Avant de vous plonger dans la cité de tous les vices pour découper du zombie, que diriez-vous d'une petite halte dans une charmante bourgade américaine afin d'en connaître un peu plus sur le passé de Chuck Green, héros attitré du nouveau jeu d'action de Capcom ? Ça tombe bien car c'est exactement le concept du roller coaster horrifique de l'éditeur japonais.

Chuck Green n'a décidément pas de bol. Ainsi avant de tomber en plein Las Vegas envahi de morts-vivants, l'homme avait déjà connu mille souffrances par le passé. Ainsi, après avoir perdu sa moitié, passée de jolie jeune femme à un tas de chair putride ambulante, l'homme voyait sa fille mordue par sa mOman. Ne lui restait plus alors qu'à fuir en emportant sa progéniture sous le bras afin de trouver un havre de paix. C'est ainsi qu'au volant de son pick-up, l'homme avalait les kilomètres avant de se retrouver subitement à court d'essence. Heureusement, se dessinait alors dans le lointain, la charmante ville de Still Creek, toute prête à accueillir nos deux réfugiés. Fin de l'introduction, le jeu peut commencer. Comme vous le savez sûrement, Dead Rising 2 : Case Zero nous invite à découvrir ce qui s'est déroulé quelque temps avant Dead Rising 2 tout en nous apprenant les rouages du gameplay. Une sorte de tutorial géant exclusif à la Xbox 360 sauf qu'ici nous sommes bel et bien en présence d'un véritable prologue proposant qui plus est une ville entière a priori des plus paisibles. Bien entendu, c'est ce qu'on veut nous faire croire lors des premières secondes de jeu même si très rapidement, les ennuis ne vont pas tarder à pleuvoir.



- Graphismes13/20
Dans la lignée de son aîné, Dead Rising 2 : Case Zero affiche du bon et du moins bon. Ainsi, on pourra tiquer face à des textures peu évoluées ou un effet de bloom extrêmement mal géré synonyme de certaines tenues beaucoup trop lumineuses. Si on passera vite fait sur des ombres très vilaines, on retiendra quand même que le titre affiche toujours autant de zombies à l'écran et ce sans aucun ralentissement. Enfin, ce prologue nous permet également de nous faire un avis sur ce que donnera Dead Rising 2 même si on fera vite le tour de la petite bourgade américaine et des quelques bâtiments la composant.
- Jouabilité14/20
Sans révolutionner le gameplay du premier volet, celui de Dead Rising 2 : Case Zero apporte quelques petites améliorations, notamment en ce qui concerne la sauvegarde, toujours liée aux toilettes mais proposant désormais trois emplacements distincts.
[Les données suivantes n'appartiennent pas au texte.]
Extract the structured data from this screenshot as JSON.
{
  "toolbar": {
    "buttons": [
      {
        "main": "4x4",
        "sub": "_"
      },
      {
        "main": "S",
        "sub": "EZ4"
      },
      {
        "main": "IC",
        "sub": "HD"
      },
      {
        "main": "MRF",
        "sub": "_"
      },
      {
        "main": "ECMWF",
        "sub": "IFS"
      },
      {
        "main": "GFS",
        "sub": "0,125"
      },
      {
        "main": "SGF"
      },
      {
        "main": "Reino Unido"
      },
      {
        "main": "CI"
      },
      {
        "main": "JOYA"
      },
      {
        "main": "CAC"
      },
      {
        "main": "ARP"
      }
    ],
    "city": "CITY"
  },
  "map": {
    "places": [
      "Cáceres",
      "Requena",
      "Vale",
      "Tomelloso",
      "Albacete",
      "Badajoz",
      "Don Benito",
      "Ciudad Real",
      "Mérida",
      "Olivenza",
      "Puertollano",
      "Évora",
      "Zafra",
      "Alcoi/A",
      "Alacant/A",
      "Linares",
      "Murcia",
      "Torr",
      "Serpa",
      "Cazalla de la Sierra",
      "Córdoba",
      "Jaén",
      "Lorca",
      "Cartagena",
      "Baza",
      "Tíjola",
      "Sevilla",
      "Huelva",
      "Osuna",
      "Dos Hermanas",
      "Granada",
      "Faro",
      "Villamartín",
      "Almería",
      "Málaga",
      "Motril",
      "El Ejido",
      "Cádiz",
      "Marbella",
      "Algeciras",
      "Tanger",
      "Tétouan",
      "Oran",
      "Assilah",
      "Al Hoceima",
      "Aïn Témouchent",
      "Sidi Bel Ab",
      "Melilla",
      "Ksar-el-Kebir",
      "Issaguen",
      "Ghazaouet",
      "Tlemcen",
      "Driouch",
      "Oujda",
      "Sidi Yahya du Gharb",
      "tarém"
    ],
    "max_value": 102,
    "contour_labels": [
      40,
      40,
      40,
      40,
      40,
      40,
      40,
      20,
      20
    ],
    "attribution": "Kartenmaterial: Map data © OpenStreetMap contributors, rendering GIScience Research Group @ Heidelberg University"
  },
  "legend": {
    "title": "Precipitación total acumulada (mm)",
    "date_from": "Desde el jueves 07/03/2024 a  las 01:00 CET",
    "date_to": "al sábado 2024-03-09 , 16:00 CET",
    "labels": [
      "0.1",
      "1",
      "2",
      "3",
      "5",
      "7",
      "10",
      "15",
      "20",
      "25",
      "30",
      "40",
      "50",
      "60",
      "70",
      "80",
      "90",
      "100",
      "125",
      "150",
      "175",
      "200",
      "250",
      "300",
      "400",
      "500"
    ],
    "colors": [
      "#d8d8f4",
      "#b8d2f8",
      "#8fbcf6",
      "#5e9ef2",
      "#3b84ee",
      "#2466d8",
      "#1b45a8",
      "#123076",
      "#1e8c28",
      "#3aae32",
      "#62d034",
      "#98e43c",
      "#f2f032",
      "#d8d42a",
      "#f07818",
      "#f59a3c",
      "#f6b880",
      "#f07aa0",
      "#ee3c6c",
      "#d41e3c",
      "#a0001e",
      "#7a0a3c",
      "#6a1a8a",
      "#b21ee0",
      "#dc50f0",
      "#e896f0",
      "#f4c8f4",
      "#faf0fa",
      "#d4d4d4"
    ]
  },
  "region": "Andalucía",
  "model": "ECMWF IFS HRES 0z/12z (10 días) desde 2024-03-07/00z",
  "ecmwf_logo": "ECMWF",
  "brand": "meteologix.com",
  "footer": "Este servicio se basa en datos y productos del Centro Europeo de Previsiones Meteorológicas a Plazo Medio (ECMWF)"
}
Ensuite, on pourra cette fois customiser ses armes, en passant par des ateliers pour des résultats parfois étonnants mais toujours jouissifs. Le maître mot a d'ailleurs été encore une fois la franche déconnade autant au niveau des moyens de se défendre que des tenues à endosser. A signaler malgré tout des temps de chargements un peu longuets malgré l'installation du titre sur disque dur et un Chuck ayant tendance à trainer la patte.
- Durée de vie12/20
La progression étant bridée par des délais à respecter, on n'aura pas vraiment le temps de faire du tourisme. Toutefois, la ville de Still Creek étant relativement petite, on en fera vite le tour. Comptez en gros sur 4, 5 heures de jeu pour voir tout ce que le soft a à vous proposer.
- Bande son14/20
Le doublage américain est aussi stéréotypé que le scénario mais puisque c'est totalement assumé et que ça colle à l'ambiance, pourquoi pester ? En sus, les bruitages donnent eux aussi dans la série B avec divers râles de zombies et autres cris de victimes potentielles. Les musiques, elles, sont peu nombreuses mais bien dans le ton.
- Scénario/
Difficile de parler du scénario puisque le tout, centré sur la fille infectée de Chuck, n'est au final qu'un prologue à Dead Rising 2. On préférera donc éviter de juger pour constater ce que donne le synopsis de Dead Rising 2 dans son ensemble.
Bien qu'on puisse voir dans Case Zero une sorte de grosse démo payante, avouons que ce prologue est un bon moyen de se faire une idée sur ce qui nous attend dans Dead Rising 2. Ce prélude à la tempête, lui-même très mouvementé, propose en effet une bonne panoplie d'armes, customisables ou non, un environnement inédit et surtout une bonne tranche de rigolade saupoudrée d'hectolitres de sang. A contrario, il affiche aussi certains défauts qu'on retrouvera inévitablement dans le véritable jeu. Néanmoins, cette mise en bouche s'avère la plupart du temps décomplexée, très second degré et si elle ne révolutionne pas le concept de Dead Rising, elle a au moins le mérite de nous donner envie d'en voir plus, ce qui en soi est le but avoué de ce prologue.